Einsamkeit ist überhaupt etwas, von dem die Malediven immer noch eine ganze Menge zu bieten haben. Das glaubt man zwar nicht, wenn man sieht, dass die Touristenzahlen die der Einheimischen jedes Jahr deutlich übersteigen, aber es ist so. 900 Insel werden als Kokosplantagen genutzt, sind also unbewohnt. Nur ein kleines Hüttchen zeigt an, das die Insel einen Besitzer bzw. Pächter hat. Es gibt übrigens auf den ganzen Malediven keine Palme, die nicht irgendwem gehört. Eine auf dem Boden liegende Kokosnuss aufzuheben ist Diebstahl, selbst für die Palmen auf den eigenen Grundstücken müssen die Einwohner einer Pacht bezahlen, um Nüsse, Blätter oder Fasern nutzen zu können.
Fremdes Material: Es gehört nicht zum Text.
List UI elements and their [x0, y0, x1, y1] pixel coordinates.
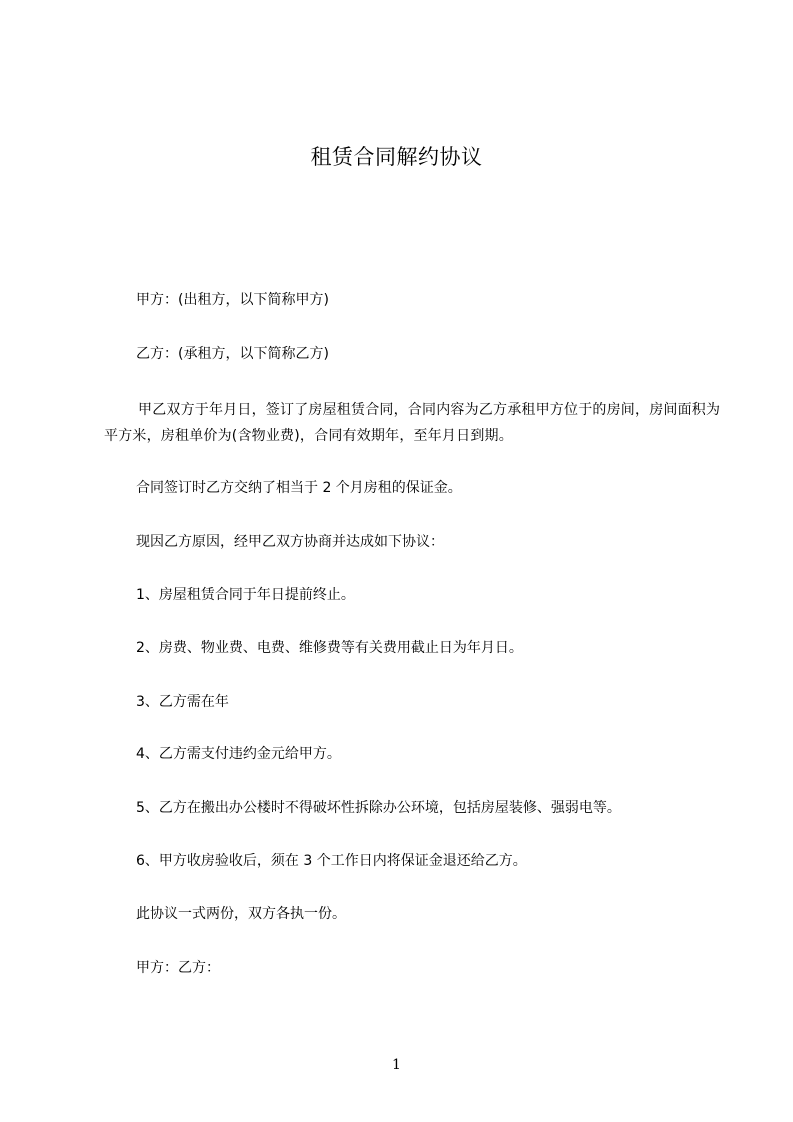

Verständlich, wenn man bedenkt, dass es mit Rohstoffen im Inselstaat sonst nicht weit her ist.

Aber der eigentliche Reichtum der Malediven sind ja ohnehin die paradiesischen Inseln. Jedes Jahr werden ein paar weitere von der Regierung zur Besiedlung freigegeben. Eigentümer bleibt dabei immer ein Einheimischer, ausländische Firmen wie Hotelketten dürfen zwar Urlauberressorts bauen und betreiben, vom größten Schatz des Landes, dem Grund und Boden, wird aber nicht aus der Hand gegeben. Das wäre auch nicht ratsam, denn von den knapp über 100 000 Quadratkilometern Staatsfläche sind gerade einmal 298 Quadratkilometer nicht von Wasser bedeckt. Zum Vergleich: Erfurt nimmt eine Fläche von 269 Quadratkilometern ein.
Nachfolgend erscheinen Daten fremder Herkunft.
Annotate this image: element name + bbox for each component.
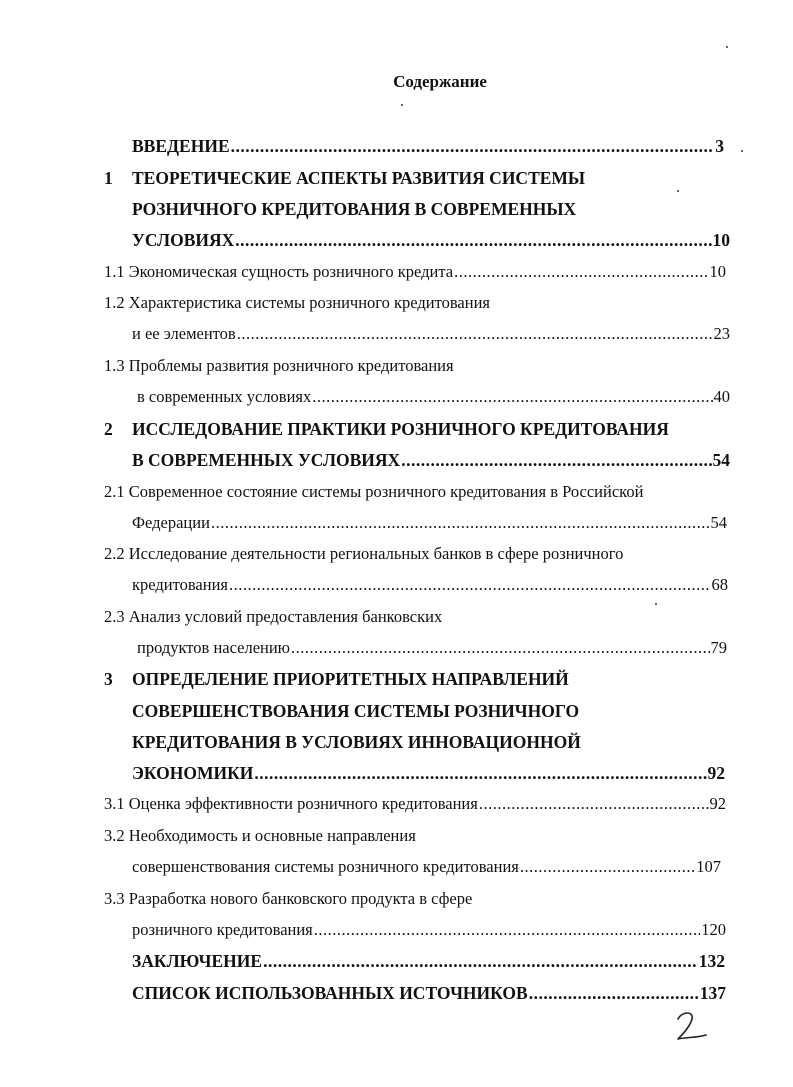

Auf diese Art hat man es bisher immerhin vermieden, ähnlich wie in anderen Ländern von einem touristischen Traum- zu einem Alptraumziel zu werden. Langsam und vorsichtig entwickelten die Malediven den Tourismus. 1972 wurde nahe der Insel-Hauptstadt Male auf einem unbewohnten Eiland das erste Hotel-Ressort mit 60 Betten eröffnet. Angeflogen wurden die Malediven damals über Sri Lanka mit kleinen Zubringermaschinen, trotzdem kamen im ersten Jahr schon mehr als 1000 Urlauber. Gut 20 Jahre später zählte man bereits mehr als 250 000 Touristen pro Jahr auf den inzwischen mehr als 70 Urlauber-Inseln. Inzwischen gibt es 89 für den Urlaub genutzte Inseln, die Zahl der Reisenden nähert sich der 500 000 an, von denen etwa 80 Prozent aus Europa kommen. Hier liegen seit Jahren Italiener knapp vor den Deutschen, beide Nationen halten einen Anteil von etwas über 20 Prozent.
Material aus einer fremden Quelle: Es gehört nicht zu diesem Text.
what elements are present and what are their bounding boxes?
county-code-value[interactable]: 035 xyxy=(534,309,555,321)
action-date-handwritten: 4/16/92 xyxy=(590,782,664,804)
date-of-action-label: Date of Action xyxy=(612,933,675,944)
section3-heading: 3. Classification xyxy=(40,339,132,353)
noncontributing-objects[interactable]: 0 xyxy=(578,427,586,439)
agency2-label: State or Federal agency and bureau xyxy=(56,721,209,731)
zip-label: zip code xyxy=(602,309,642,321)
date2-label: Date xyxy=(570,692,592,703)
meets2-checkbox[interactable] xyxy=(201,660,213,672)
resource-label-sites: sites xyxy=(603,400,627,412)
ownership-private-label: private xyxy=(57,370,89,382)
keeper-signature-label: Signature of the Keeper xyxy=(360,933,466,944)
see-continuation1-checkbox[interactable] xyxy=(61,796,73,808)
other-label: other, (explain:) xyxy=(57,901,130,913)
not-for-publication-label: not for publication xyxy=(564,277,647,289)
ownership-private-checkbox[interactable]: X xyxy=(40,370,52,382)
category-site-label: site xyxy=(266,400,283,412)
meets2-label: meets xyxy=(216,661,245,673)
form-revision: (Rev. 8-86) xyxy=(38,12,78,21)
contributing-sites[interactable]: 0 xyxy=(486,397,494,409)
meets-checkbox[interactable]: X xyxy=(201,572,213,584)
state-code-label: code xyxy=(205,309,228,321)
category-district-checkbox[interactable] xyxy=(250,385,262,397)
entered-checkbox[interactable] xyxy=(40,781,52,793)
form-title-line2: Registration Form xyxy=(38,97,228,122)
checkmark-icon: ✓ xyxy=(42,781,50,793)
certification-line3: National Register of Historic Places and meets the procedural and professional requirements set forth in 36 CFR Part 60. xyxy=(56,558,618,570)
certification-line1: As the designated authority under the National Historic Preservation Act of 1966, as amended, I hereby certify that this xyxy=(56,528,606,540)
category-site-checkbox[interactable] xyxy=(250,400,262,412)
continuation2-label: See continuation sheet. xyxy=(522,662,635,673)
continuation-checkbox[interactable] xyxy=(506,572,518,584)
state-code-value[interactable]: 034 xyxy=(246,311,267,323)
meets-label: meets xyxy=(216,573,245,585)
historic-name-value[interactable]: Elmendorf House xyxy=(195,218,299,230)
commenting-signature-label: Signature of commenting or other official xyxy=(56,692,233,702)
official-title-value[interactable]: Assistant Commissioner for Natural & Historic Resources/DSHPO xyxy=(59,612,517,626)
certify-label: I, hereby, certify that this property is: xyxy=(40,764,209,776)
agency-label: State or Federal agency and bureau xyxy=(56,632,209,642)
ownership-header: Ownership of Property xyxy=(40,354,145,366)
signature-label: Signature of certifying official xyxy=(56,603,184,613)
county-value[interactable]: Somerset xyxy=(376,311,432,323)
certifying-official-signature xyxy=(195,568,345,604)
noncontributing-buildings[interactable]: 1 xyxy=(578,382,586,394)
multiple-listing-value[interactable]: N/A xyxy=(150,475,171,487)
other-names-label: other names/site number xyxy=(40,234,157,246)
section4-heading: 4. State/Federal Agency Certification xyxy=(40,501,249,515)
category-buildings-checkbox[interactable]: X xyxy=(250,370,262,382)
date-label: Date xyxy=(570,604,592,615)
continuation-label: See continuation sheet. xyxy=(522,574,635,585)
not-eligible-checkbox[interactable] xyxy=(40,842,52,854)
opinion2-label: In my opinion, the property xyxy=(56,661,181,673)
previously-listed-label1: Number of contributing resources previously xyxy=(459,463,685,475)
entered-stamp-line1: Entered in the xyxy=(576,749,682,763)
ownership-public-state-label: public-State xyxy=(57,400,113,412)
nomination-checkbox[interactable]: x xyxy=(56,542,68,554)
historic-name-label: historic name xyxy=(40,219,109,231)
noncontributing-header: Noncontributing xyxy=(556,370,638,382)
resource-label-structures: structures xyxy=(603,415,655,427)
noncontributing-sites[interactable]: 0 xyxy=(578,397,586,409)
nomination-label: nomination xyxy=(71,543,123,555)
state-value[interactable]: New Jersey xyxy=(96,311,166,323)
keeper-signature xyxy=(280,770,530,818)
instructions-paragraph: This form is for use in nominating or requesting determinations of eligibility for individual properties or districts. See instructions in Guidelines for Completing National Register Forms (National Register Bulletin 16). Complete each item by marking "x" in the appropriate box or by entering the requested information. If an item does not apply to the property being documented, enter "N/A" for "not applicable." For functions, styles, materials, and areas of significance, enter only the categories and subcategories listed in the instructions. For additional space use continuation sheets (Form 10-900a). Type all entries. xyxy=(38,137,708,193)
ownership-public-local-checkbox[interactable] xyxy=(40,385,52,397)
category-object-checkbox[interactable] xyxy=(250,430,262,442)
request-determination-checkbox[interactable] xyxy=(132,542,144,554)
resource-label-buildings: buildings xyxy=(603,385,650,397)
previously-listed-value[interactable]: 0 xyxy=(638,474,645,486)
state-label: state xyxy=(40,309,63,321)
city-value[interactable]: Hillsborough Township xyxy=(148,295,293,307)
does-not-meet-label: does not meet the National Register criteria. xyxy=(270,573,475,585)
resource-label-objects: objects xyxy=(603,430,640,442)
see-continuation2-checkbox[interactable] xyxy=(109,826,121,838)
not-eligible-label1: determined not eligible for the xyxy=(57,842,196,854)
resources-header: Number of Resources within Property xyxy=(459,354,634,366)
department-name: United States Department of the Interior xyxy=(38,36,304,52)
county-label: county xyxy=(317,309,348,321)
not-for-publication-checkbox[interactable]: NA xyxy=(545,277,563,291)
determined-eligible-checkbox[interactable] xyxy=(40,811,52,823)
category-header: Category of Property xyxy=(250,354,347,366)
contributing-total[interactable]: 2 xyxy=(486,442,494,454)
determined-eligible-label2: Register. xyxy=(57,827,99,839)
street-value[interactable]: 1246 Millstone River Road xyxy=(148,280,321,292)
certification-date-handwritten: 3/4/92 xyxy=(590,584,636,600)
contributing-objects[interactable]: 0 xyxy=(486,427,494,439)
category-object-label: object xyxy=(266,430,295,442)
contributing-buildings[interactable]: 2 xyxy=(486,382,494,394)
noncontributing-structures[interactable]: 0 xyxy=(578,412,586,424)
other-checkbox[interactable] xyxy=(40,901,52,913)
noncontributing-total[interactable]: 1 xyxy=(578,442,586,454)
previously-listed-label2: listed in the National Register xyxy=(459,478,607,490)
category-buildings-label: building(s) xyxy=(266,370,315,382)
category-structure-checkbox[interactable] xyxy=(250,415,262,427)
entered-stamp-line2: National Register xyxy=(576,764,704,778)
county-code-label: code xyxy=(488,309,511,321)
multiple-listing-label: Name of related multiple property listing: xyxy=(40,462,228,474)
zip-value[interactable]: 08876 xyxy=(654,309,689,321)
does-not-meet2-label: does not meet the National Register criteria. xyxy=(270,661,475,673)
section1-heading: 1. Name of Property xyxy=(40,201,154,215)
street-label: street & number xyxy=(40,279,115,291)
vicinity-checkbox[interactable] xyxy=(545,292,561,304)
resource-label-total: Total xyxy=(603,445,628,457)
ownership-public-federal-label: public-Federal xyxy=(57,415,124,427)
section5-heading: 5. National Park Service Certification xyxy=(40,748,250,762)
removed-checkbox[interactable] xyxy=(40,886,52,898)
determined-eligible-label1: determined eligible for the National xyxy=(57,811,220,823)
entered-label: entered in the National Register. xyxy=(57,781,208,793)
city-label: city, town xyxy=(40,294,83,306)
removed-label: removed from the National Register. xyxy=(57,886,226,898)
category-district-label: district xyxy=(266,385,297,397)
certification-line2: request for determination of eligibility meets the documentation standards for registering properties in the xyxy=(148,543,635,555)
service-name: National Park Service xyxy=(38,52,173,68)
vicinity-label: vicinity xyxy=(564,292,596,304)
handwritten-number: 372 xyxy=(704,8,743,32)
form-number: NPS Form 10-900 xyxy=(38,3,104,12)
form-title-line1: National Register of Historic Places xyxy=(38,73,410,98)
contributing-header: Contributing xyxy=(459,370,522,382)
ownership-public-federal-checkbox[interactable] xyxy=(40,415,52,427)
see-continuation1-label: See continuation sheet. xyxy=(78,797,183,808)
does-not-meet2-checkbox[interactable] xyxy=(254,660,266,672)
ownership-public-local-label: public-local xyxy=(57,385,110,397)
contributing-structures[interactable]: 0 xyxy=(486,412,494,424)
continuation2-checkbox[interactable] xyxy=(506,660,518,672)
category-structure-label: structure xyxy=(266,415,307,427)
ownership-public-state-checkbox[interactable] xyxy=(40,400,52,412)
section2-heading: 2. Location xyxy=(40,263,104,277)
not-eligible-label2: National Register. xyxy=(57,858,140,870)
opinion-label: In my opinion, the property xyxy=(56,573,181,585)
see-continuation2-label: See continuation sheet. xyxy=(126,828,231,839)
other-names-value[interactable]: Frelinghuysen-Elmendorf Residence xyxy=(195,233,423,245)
Seit 1988 wird eine Steuer von 6 US-Dollar pro Nacht und Person erhoben, die Bestandteil des Reisepreises ist. Mit diesem Geld wird unter anderem die touristische Infrastruktur aufgebaut. Auch Schul- und Gesundheitssystem sind auf den Malediven gut entwickelt. Die schnelle Entwicklung des Tourismus brachte auch einen Boom der anderen Industrien mit sich. Das Kommunikationsnetz wurde ausgebaut, die Verbindungen auf den Seewegen, das Banken- und Handelssystem entwickelt. Gemeinsam mit der Modernisierung blühten auch fast vergessene Kunsthandwerke wieder auf, wie die der Holzschnitzer und der Webereien, die durch den Tourismus eine neue Einnahmequelle erschlossen. Die bedeutendste Entwicklung für die Inselgruppe war jedoch die Eröffnung des Internationalen Flughafens im Jahr 1981. Dieser Flughafen ermöglichte endlich den direkten Weg nach Westeuropa und machte so das Land zu einem äußerst attraktiven Urlaubsziel für viele europäische Länder. Durch die starke Zunahme der Touristenzahlen wurde es notwenig, den Flughafen Hulule im Jahr 1995 zu erweitern und zu modernisieren. Im Herbst 1995 wurde der „neue" Flughafen eröffnet, der einen hohen Komfort und angenehmes ein- und auschecken ermöglicht, was sich durchaus mit dem gehobenen westlichen Standard messen lässt.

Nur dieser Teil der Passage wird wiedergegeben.